To be sure, the diverse writers have diverse views of their art. Baraka calls poetry a ''word science.'' Giorno says, more loosely, ''You're a poet and there's an audience and whatever happens in between is the poem.'' Michael McClure points out ''reconnections with traditional poetry'' as well as ''new possibilities'' on the current scene, while Jim Carroll sees his relationship to his audience as ''putting the light back into their eyes.''

This movie might put the light back into a few eyes, though it's likely to shock some sensibilities. It's flawed and sometimes deliberately offensive. But it says more about poetry as a living form than any film in a long time.

''Poetry in Motion'' is now having its American theatrical premiere at the Film Forum here, which recently introduced another maverick movie by an independent filmmaker, Emile de Antonio's docudrama In the King of Prussia. The subject is the real-life Pennsylvania trial of the ''Plowshares 8,'' a group of antiwar militants who were charged with damaging nuclear-missile parts during a protest. From a transcript of the trial, the original defendants re-enact portions of their court appearances, interspersed with interviews and other documentary material.

The topic and the issues are so fascinating that it's too bad the filmmaker doesn't just present them and leave his viewers to make up their own minds. In subtle ways and obvious ones, though, he slants the movie to signal his own antiwar convictions loudly and clearly - which won't make the faithful any more so, but may alienate the unconvinced, thus undermining its own purpose. It's also disconcerting to see movie star Martin Sheen in the role of the judge, bringing a misplaced touch of Hollywood to a production that scrupulously avoids all other hints of slickness.

As in the past, de Antonio's sincerity is admirable. But his methods are a touch too heavy for comfort. Mixed-media work

He Saw Her Burning is the latest ''performance piece'' by Joan Jonas, an eccentric but oddly compelling mixed-media artist. It's a hard work to describe, much less fathom, with its elusive blend of news items, dream imagery, and repetitive gestures, all framed by a multi-media mix of film, video, and music. But it has a haunting quality that's likely to lurk in the back corners of the mind long after the show is over.

The piece is based on two bizarre news stories that Jonas ran across during a recent European visit. As in earlier works based on science fiction or fairy tales, she uses these as raw material for an audio-visual collage knitted together by ''elements of mystery and crisis,'' to borrow a phrase from her program notes. The prevailing atmosphere hovers between reverie and nightmare, with broad strokes of wit to leaven the experience.

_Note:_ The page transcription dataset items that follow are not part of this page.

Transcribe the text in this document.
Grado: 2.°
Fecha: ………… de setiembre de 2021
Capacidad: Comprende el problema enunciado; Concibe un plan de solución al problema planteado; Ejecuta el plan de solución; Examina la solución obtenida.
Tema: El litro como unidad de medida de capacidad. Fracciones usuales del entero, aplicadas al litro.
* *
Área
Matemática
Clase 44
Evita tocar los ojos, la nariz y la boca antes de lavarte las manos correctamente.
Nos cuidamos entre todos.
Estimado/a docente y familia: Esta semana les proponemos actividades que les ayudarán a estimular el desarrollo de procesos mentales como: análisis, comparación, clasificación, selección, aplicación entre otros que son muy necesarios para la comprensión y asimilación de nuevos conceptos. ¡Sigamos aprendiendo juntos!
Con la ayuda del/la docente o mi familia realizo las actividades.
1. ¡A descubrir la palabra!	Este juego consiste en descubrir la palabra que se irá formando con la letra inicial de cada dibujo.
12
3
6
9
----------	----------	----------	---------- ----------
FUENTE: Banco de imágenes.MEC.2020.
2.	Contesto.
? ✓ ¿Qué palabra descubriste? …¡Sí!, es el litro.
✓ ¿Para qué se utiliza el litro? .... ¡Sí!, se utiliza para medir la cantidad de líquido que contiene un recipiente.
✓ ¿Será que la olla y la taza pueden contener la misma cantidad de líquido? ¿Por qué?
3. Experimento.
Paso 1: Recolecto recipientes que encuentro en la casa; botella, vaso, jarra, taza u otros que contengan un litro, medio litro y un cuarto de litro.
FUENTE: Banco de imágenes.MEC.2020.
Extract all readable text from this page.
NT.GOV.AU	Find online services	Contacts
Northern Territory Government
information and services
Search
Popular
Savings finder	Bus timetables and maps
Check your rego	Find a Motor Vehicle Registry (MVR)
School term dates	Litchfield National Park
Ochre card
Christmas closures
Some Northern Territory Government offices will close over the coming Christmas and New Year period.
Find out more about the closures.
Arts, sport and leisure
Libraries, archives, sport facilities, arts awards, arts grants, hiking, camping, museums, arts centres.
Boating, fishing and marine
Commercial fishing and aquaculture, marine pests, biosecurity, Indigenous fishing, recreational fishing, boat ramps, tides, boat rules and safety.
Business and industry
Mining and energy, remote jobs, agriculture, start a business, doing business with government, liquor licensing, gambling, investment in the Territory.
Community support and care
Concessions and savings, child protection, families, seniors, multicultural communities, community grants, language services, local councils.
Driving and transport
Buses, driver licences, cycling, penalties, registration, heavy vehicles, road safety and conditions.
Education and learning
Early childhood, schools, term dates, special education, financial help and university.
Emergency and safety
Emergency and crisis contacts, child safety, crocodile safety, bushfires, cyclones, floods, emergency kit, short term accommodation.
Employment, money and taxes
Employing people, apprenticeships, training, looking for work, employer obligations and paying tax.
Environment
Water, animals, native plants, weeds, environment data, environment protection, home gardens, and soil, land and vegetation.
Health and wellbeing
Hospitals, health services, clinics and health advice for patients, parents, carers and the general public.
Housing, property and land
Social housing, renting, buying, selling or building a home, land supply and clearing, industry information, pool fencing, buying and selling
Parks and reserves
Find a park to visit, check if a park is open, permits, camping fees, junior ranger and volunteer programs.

It's a complicated work, steeped in spatial and technological explorations - Jonas manipulates a movie screen, or talks with her own televised image - as well as narrative and ''entertainment'' values. The set (a ''video installation'') is on view continuously at the Whitney Museum of American Art through March 13, with full performances given intermittently on Tuesdays, Fridays, and weekends, as part of the ongoing New American Filmmakers series.